Reinforcement Learning

what is the visulization tool? what is the difference between stochastic and probabilistic? Just means not deterministic?

Analogy with grid world seems to be a good way to think about it?

state space, the environment is not necessarily fully observable.

action space

reward from the environment to the agent which results in a policy to choose the actions based on the state. environment changes state based on action and reward given state and action.

want to maximize the reward over time which is called the return.

have a value function which is the expected return from a state.

Q function is the expected return from a state and action. Everything is very stochastic including the reward function. Results in 3 percepectives. Based on state, state and action, state action and resulting state etc.

Is a markov process.

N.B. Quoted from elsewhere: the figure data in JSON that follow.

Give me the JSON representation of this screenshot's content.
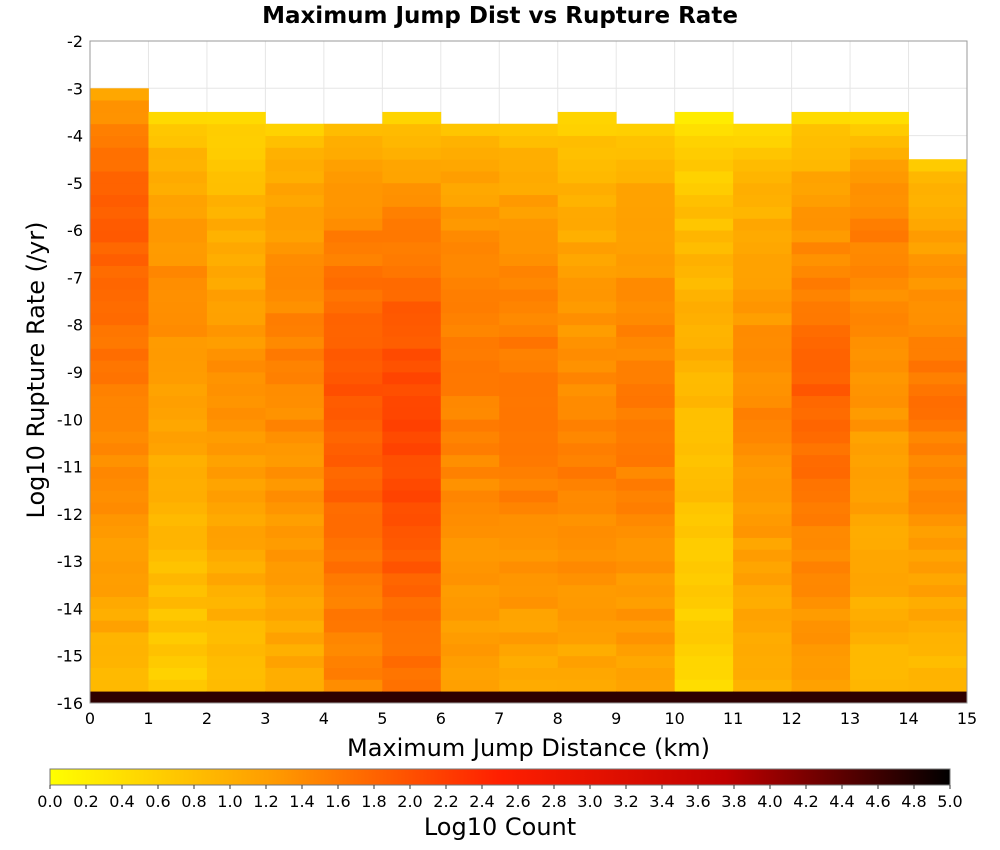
{
  "chart_data": {
    "type": "heatmap",
    "title": "Maximum Jump Dist vs Rupture Rate",
    "xlabel": "Maximum Jump Distance (km)",
    "ylabel": "Log10 Rupture Rate (/yr)",
    "colorbar_label": "Log10 Count",
    "xlim": [
      0,
      15
    ],
    "ylim": [
      -16,
      -2
    ],
    "x_ticks": [
      "0",
      "1",
      "2",
      "3",
      "4",
      "5",
      "6",
      "7",
      "8",
      "9",
      "10",
      "11",
      "12",
      "13",
      "14",
      "15"
    ],
    "y_ticks": [
      "-2",
      "-3",
      "-4",
      "-5",
      "-6",
      "-7",
      "-8",
      "-9",
      "-10",
      "-11",
      "-12",
      "-13",
      "-14",
      "-15",
      "-16"
    ],
    "colorbar_range": [
      0,
      5
    ],
    "colorbar_ticks": [
      "0.0",
      "0.2",
      "0.4",
      "0.6",
      "0.8",
      "1.0",
      "1.2",
      "1.4",
      "1.6",
      "1.8",
      "2.0",
      "2.2",
      "2.4",
      "2.6",
      "2.8",
      "3.0",
      "3.2",
      "3.4",
      "3.6",
      "3.8",
      "4.0",
      "4.2",
      "4.4",
      "4.6",
      "4.8",
      "5.0"
    ],
    "colormap": [
      "#ffff00",
      "#ff9a00",
      "#ff1f00",
      "#c00000",
      "#000000"
    ],
    "x_bin_width_km": 1,
    "y_bin_width": 0.25,
    "y_bottom_bin": -16,
    "columns": [
      {
        "x": 0,
        "top": -3.0,
        "top_value": 0.9,
        "peak": 1.9,
        "peak_at": -5.5,
        "bottom_value": 0.9,
        "bottom_row_value": 4.7
      },
      {
        "x": 1,
        "top": -3.6,
        "top_value": 0.5,
        "peak": 1.4,
        "peak_at": -7.0,
        "bottom_value": 0.6,
        "bottom_row_value": 4.7
      },
      {
        "x": 2,
        "top": -3.6,
        "top_value": 0.3,
        "peak": 1.35,
        "peak_at": -9.0,
        "bottom_value": 0.8,
        "bottom_row_value": 4.7
      },
      {
        "x": 3,
        "top": -3.85,
        "top_value": 0.6,
        "peak": 1.5,
        "peak_at": -8.5,
        "bottom_value": 1.0,
        "bottom_row_value": 4.7
      },
      {
        "x": 4,
        "top": -3.85,
        "top_value": 0.7,
        "peak": 1.95,
        "peak_at": -9.5,
        "bottom_value": 1.4,
        "bottom_row_value": 4.7
      },
      {
        "x": 5,
        "top": -3.6,
        "top_value": 0.4,
        "peak": 2.2,
        "peak_at": -10.0,
        "bottom_value": 1.55,
        "bottom_row_value": 4.7
      },
      {
        "x": 6,
        "top": -3.85,
        "top_value": 0.7,
        "peak": 1.6,
        "peak_at": -8.5,
        "bottom_value": 1.1,
        "bottom_row_value": 4.7
      },
      {
        "x": 7,
        "top": -3.85,
        "top_value": 0.6,
        "peak": 1.7,
        "peak_at": -10.0,
        "bottom_value": 1.0,
        "bottom_row_value": 4.7
      },
      {
        "x": 8,
        "top": -3.6,
        "top_value": 0.4,
        "peak": 1.55,
        "peak_at": -11.0,
        "bottom_value": 1.0,
        "bottom_row_value": 4.7
      },
      {
        "x": 9,
        "top": -3.85,
        "top_value": 0.6,
        "peak": 1.6,
        "peak_at": -10.0,
        "bottom_value": 1.1,
        "bottom_row_value": 4.7
      },
      {
        "x": 10,
        "top": -3.6,
        "top_value": 0.25,
        "peak": 1.0,
        "peak_at": -8.0,
        "bottom_value": 0.5,
        "bottom_row_value": 4.7
      },
      {
        "x": 11,
        "top": -3.85,
        "top_value": 0.4,
        "peak": 1.45,
        "peak_at": -9.5,
        "bottom_value": 0.9,
        "bottom_row_value": 4.7
      },
      {
        "x": 12,
        "top": -3.6,
        "top_value": 0.35,
        "peak": 1.85,
        "peak_at": -9.5,
        "bottom_value": 1.1,
        "bottom_row_value": 4.7
      },
      {
        "x": 13,
        "top": -3.6,
        "top_value": 0.3,
        "peak": 1.5,
        "peak_at": -6.0,
        "bottom_value": 0.9,
        "bottom_row_value": 4.7
      },
      {
        "x": 14,
        "top": -4.45,
        "top_value": 0.5,
        "peak": 1.65,
        "peak_at": -9.5,
        "bottom_value": 0.8,
        "bottom_row_value": 4.7
      }
    ]
  }
}
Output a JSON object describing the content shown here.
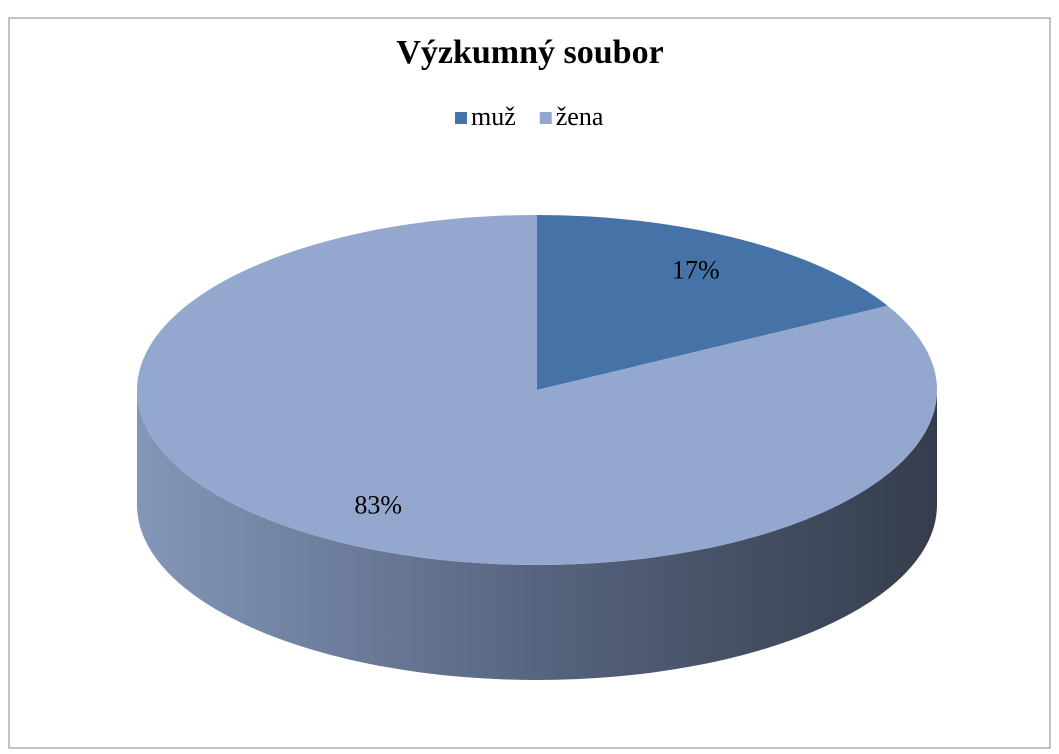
{
  "chart_data": {
    "type": "pie",
    "title": "Výzkumný soubor",
    "categories": [
      "muž",
      "žena"
    ],
    "values": [
      17,
      83
    ],
    "value_labels": [
      "17%",
      "83%"
    ],
    "colors": [
      "#4572a7",
      "#94a7cf"
    ],
    "legend": "top"
  }
}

More specifcally a markov decision process (MDP). and then a MDP with a reward.

we can actually calculate the probability that I result from one state to another state so as multiple actions can result in the same state. can also do the same for given action. Or reward as result, slowly build up joint probabilities.

We then finally get to law of total expectation and law of total probability. Can use these to calculate the expected return from a state or state and action.

Bellman equation is the key equation in reinforcement learning. It means we can use something recursive to calculate the value function and Q function. Have a “discount” factor.

Finding the optimum results in the Bellman optimality equation. We want to pick the optimal aciton and branches. This is q star?

The Bellman optimality equation is used to find the optimal policy by maximizing the expected return. The optimal Q function, denoted as Q*, gives the maximum expected return for each state-action pair.

visitation frequency is the number of times a state or state-action pair is visited during the process?

episodic task vs non-episodic task. an episode is a sequence of states, actions, and rewards that ends in a terminal state. Non episodic tasks might not have a goal state.

aren’t distributions because they don’t add up to 1. But they can be normalized to form a probability distribution. state action frequency can e rewrittent to use the visitation frequency.

We look at the visitation frequency to categorize. For example some states that are important we aren’t visting enough or the opposite.

initial state action distribution what is the probability that a start in some state or state action pair. What is the point of this apart from rewritting the state frequency. Looking at crypto currency on different days. Or in a game start i random position.

Bellman equation can be computed using dynamic programming yay, as always.

Finally rather than calculating the value function we approximate. This results in the policy evaluation algorithm. where we iteratively learn the value function as the value function depends on the next value.

grid example, where actions are equiproably random policy, so up down left right. The environment is deterministic, so always results in the one state from state and action pair.

we can then also do policy evaluation for Q. can estimate the action values now.this improves our policy. WE then do policy iteration to always switch the policy greedly and then use that to improve the value function. This is called policy iteration. block coordinate descent? has some connection with this. value iteration is a special case of policy iteration where we always use the greedy policy and we do it together at the same time. Asynchrous policy iteration is where we do the policy evaluation and then the policy improvement in parallel so instead of using the old value, if I have a new value I can use that to improve the policy. This is called the actor-critic method. The actor is the policy and the critic is the value function?

policy multi armed bandit, gambling with different machines to find the best casino machine. The exploration exploitation trade off is important here. We want to explore new actions but also exploit the best action we have found so far.